Wide gap in Zinc TCs reflect market near its turning point
After some delay, the 2018 annual zinc concentrate treatment charges have been agreed down to 15% YoY. The gap from decade lows in spot charges has hit extremes and reflects expectations that mine supply will soon loosen significantly
Wide gap between annual and spot zinc concentrate treatment charges ($/dmt)
Treatment and refining charges (TC/RC) reflect the fee deducted from the concentrate value by the smelter. Higher TC's mean more profit for smelters and less for miners. The fees reflect the availability of raw materials (concentrate) vs smelter capacities.
Drawn out negotiations reach a close
Nyrstar has today reported the 2018 annual benchmark for zinc concentrate charges at $147/dmt which is a 15% decrease from last years $172/dmt.
Negotiations have been dragged out for far longer than usual this year given the broad disagreement on this year's fundamentals. Miners have pointed to spot charges that are currently the lowest in over a decade. Indeed compared to the $18/dmt spot charge the gap from the benchmark, even given this recent reduction, is at extremes. Also widely contested, is that zinc smelters only pay for 85% of the contained metal in concentrate, compared to 95% in copper.

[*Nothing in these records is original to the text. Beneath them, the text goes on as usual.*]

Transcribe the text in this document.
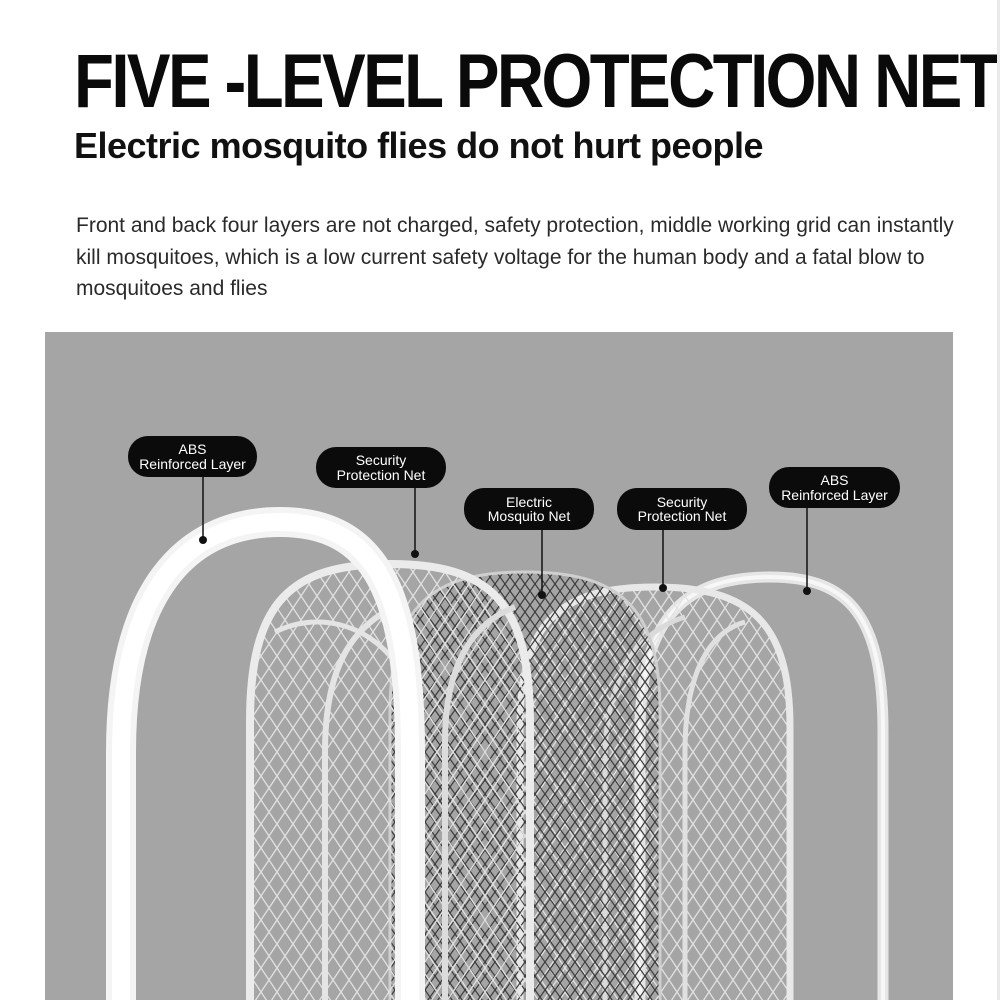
FIVE -LEVEL PROTECTION NET
Electric mosquito flies do not hurt people

Front and back four layers are not charged, safety protection, middle working grid can instantly kill mosquitoes, which is a low current safety voltage for the human body and a fatal blow to mosquitoes and flies

ABS
Reinforced Layer	Security
Protection Net
Electric
Mosquito Net
Security
Protection Net
ABS
Reinforced Layer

That status quo stems from historical recovery rates not reflective of today’s smelters, but reports of the miner's attempts to change those terms have once again failed.
Compared to spot terms, and original reports of miners bidding as low as $90/dmt, zinc smelters may have fared better than expected, although the flip side of the argument is that 2018 will very much be a year of two halves as mine supply is expected to rebound considerably. ING identifies +400kt from just new mines/expansions/restarts outside of China (before disruptions, other losses) while others are chasing high grading mine plans while prices are high.
China's own domestic output expected to rebound between 150-200kt although this will be vulnerable to any repeat health and safety limitations like was seen last year. With the low treatment charges, smelters, (especially in China that tend to buy on the spot), are suffering to turn a profit and there are wide reports of smelters bringing forward maintenance with the hopes of re-starting production when fees get higher. The closing of the SHFE-LME arb, weaker physical premia and weakening outright prices, also curbs revenue to be generated outside of the treatment charges.
This pinch on zinc smelting profits could escalate tightness in years to come as a lack of investment in new smelting capacity is expected to become the next bottleneck. Many are calling for above 90% utilisation rates (unseen since the 90’s) in order try to hit only modest deficits in years to come. Any permanent smelter closures amid the concentrate drought would be very bullish for our further dated zinc projections.
Refined looks more available than ever, but bears beware, we are still in deficit
In our last zinc note (April 12th) we were losing faith as to whether a last spur of backwardations and tightly held inventories could see zinc prices go the last leg higher before supply-demand balances began to loosen. With LME inventory now more available than ever, it looks increasingly less likely. In late April LME stocks have increased by another 58kt. For LME spreads it’s always been more about the availability of metal rather than the absolute amount and seeing the amount of stock cancelled fall below 6% provides little impetus for any tightness in the curve. The Cash-3M flirted with a brief backwardation of $6b last week but was short-lived ($12.25c currently), and this was seemingly only on the back of sister metal lead following a pick-up in lead stock cancellations.
China’s pull on zinc stocks is also looking tame, but import losses are starting to narrow now that the local market is rebounding from reports in early of April the SRB was preparing to sell stocks. Domestic stocks at social warehouses have been on the decline and now stand at 154kt, down 42% from the highs in March and premiums appear to have bottomed. We have always argued, last years LME Zinc tightness was exaggerated as financial arb traders perpetuated the conditions for more metal than necessary to flow East from West. But, now that this overhang is being digested, it could only take a few more smelters to extend maintenance to drive increased flows once more.
The timing is going to be everything as we approach the finale for zinc’s fundamental rally. Stock availability via LME cancellations and the impact on spreads can quickly change on a large traders actions. The 18% increase in financial firms (non-risk reducing) LME zinc shorts since February could be headed into a bear trap if so. A sizeable refined deficit expected around 260kt this year (source ILZSG) wouldn’t make such a draw unlikely. This said, the clock is ticking, evident by the wider gap for annual treatment charges from the spot. Mine supply will loosen this year, and with it, the chapter closes on the fundamental zinc story that began with large mine closures in 2015’s (Century/Lisheen etc.). Any last volatility in the footnote of this rally depends wholly on whether the spreads swing before conditions loosen.